In New York, wo die Brüder das Magazin Film Culture gründeten, wurde Mekas in den Fünfzigerjahren als Filmer zu einer Schlüsselfigur des New American Cinema, der mit Künstlern wie George Maciunas, Andy Warhol und Yoko Ono zusammen arbeitete und die Film-Makers' Cinematheque gründete, ein Zentrum für Filmexperimente. Doch nahm in den vergangenen Jahrzehnten auch die Kunst Jonas Mekas und sein Werk auf: Das ZKM in Karlsruhe, die Londoner Serpentine Gallery und das Centre Pompidou in Paris widmeten ihm und seinem Werk Ausstellungen und Retrospektiven. Nicht nur die Fotografien, vor allem auch die häufig biografischen Filme befruchteten Video- und Filmexperimente mehrerer jüngerer Generationen.
Zudem plante Mekas ein eigenes Museum für die von ihm gegründeten Anthology Film Archives, die international bedeutendste Sammlung zur Avantgarde-Filmkunst.

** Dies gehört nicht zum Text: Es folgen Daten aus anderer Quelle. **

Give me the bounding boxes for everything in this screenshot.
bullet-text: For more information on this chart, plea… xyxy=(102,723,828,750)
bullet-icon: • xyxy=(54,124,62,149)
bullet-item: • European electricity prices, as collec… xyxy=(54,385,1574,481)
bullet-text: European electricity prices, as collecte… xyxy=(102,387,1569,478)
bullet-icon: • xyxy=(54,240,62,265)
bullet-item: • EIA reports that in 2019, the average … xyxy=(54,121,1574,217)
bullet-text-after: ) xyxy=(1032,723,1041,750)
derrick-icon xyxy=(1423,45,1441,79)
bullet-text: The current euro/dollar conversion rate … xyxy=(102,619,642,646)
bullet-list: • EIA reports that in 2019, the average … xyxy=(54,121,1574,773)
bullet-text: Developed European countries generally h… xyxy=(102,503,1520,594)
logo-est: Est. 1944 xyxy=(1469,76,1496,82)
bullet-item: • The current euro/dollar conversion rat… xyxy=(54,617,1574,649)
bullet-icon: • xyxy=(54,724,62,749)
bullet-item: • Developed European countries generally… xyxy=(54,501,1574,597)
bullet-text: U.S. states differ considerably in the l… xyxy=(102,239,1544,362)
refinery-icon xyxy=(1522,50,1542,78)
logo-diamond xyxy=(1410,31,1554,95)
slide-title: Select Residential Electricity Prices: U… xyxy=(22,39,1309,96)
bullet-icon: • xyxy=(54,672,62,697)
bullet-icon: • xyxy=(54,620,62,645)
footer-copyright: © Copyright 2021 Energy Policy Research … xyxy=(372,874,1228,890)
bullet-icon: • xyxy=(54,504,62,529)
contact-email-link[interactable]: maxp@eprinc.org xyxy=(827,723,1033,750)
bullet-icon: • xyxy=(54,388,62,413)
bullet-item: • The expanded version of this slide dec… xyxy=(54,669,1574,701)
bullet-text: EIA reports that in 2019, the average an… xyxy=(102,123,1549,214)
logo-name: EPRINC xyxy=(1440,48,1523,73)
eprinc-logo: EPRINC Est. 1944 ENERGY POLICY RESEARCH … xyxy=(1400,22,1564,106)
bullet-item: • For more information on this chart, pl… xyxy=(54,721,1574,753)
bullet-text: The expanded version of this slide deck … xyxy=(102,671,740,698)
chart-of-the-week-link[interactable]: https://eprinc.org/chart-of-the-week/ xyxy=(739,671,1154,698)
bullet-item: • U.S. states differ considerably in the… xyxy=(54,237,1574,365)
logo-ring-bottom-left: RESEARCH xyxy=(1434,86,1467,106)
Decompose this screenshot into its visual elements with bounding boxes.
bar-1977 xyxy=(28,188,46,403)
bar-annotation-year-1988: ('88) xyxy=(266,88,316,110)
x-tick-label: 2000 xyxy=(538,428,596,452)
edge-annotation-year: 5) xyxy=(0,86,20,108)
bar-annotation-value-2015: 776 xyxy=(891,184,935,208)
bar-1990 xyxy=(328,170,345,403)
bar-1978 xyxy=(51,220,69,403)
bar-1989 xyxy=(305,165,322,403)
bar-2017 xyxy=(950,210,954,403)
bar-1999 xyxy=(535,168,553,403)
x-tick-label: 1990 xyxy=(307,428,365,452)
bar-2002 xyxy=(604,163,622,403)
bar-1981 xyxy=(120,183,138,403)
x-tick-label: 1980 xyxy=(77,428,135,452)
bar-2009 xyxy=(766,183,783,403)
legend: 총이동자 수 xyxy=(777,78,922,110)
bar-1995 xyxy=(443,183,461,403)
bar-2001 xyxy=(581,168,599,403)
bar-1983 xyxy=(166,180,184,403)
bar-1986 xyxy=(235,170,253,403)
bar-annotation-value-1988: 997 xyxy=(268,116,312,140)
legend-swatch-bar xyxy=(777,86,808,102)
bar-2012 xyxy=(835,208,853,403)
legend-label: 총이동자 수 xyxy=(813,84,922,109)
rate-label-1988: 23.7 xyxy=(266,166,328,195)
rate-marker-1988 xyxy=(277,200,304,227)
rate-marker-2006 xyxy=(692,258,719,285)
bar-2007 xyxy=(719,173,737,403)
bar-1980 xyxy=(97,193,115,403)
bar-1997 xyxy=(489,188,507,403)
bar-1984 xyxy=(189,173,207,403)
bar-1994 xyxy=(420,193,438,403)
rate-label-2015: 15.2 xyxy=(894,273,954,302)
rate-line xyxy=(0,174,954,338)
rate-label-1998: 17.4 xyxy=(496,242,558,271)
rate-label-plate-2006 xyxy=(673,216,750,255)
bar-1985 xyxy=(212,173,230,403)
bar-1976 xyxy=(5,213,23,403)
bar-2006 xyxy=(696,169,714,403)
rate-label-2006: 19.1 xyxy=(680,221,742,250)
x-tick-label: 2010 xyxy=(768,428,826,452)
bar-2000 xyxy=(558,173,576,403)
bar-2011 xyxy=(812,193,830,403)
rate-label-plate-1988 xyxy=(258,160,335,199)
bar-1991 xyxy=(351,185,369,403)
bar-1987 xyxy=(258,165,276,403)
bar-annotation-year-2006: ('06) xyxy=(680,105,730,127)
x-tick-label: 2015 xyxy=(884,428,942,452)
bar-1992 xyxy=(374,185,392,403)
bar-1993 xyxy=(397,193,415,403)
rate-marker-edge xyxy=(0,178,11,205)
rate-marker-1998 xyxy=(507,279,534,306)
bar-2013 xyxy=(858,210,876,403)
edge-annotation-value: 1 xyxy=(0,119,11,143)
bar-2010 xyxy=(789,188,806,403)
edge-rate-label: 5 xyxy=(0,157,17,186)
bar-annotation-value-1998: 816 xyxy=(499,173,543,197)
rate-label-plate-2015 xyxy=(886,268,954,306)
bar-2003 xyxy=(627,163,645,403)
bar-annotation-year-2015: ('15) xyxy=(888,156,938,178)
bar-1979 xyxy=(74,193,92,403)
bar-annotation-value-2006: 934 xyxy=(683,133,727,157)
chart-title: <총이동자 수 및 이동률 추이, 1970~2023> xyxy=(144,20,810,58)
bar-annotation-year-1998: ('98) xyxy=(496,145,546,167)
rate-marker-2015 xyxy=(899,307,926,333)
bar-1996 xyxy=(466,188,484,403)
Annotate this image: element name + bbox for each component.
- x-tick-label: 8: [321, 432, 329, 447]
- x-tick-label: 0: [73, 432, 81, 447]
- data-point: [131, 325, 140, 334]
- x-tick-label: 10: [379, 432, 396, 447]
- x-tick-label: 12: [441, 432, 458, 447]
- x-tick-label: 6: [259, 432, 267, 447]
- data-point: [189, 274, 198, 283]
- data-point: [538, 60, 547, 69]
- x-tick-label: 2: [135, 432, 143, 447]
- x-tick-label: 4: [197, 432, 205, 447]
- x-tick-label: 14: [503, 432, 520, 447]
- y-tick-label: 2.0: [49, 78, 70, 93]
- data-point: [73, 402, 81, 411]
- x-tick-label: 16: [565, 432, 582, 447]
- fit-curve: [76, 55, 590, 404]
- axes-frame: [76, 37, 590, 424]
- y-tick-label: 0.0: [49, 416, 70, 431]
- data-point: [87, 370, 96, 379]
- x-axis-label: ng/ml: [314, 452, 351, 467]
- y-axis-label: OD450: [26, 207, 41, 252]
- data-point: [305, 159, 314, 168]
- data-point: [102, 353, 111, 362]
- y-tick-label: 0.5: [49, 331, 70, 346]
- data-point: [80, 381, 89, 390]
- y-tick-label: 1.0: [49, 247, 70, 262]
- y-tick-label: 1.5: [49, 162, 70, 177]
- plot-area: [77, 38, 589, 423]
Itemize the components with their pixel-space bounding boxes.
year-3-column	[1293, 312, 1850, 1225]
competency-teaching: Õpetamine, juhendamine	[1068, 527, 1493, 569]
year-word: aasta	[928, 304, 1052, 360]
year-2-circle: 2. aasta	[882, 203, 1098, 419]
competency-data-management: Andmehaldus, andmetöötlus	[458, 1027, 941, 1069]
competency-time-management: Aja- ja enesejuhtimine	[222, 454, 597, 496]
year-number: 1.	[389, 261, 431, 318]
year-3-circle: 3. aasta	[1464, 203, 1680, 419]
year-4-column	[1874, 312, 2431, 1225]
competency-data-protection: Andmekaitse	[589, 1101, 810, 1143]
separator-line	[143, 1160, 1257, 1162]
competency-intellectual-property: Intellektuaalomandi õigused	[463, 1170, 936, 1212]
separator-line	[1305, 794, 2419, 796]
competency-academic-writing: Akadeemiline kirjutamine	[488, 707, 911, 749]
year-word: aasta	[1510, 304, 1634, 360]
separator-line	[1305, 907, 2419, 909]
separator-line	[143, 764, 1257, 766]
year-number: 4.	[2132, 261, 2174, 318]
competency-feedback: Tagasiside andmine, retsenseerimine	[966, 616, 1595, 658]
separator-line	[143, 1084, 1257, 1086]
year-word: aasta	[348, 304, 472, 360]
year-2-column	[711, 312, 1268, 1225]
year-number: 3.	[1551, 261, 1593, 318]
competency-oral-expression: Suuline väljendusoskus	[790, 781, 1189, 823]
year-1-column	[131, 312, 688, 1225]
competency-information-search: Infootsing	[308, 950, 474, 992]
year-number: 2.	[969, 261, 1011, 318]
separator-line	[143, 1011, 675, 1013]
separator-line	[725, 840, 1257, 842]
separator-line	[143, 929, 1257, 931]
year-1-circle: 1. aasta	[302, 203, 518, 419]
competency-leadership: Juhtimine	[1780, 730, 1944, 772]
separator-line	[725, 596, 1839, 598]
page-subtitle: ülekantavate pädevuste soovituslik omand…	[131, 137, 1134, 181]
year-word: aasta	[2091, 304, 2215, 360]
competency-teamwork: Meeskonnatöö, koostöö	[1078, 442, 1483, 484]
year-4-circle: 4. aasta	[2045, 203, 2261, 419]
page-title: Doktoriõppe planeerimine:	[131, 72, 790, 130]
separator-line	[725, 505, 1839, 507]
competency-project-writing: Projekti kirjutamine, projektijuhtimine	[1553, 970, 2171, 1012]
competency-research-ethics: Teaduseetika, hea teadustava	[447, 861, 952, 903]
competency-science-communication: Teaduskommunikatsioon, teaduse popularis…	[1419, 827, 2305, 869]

Das Zentrum hätte ihn erlöst von der Funktion des Wächters über diese außerordentliche Kollektion. Bis zu seinen letzten Tagen lebte der hagere Mann mit seinem Sohn inmitten von Filmplakaten, Artikeln, Filmrollen und Fotos. Nachts rollten die beiden zwischen Schränken ihre Matratzen aus.
Die Zuversicht, mit der Mekas noch in den vergangenen Monaten Mittel für den Bau dieser Institution einwarb, wirkte nicht nur energisch, sondern auch uneitel: In vollem Wissen um seine künstlerischen und kuratorischen Leistungen nahm er sich selbst als Person nicht wichtig. "Wann immer ein litauischer Dichter oder Dramatiker einen Text mit historischem Hintergrund verfasst, heißt üblicherweise einer der Charaktere Mekas", teilte er seinen Lesern gleich zu Anfang seiner Tagebücher mit. Die Sehnsucht, mit der Jonas Mekas zeitlebens seiner litauischen Heimat, Familie und Sprache nachspürte, diese Grundbewegung seines Werks, schloss niemanden aus; sein brummiger, lakonischer Ton verbot es anderen, ihn als Einzelschicksal zu betrachten. Und jedes unnötige Sentiment. Als er von der New York Times im vergangenen Jahr befragt wurde, ob er den Tod fürchte, reflektierte er über diesen "ganz normalen Übergang": "Hinter dieser Linie liegt das Mysterium, wo es wirklich interessant wird. Es gibt kleine Einblicke in den Botschaften, die von dort kommen", sagte Mekas. "Und ich glaube das alles. Mehr als all das, das seit dem 12. Jahrhundert geschrieben wurde."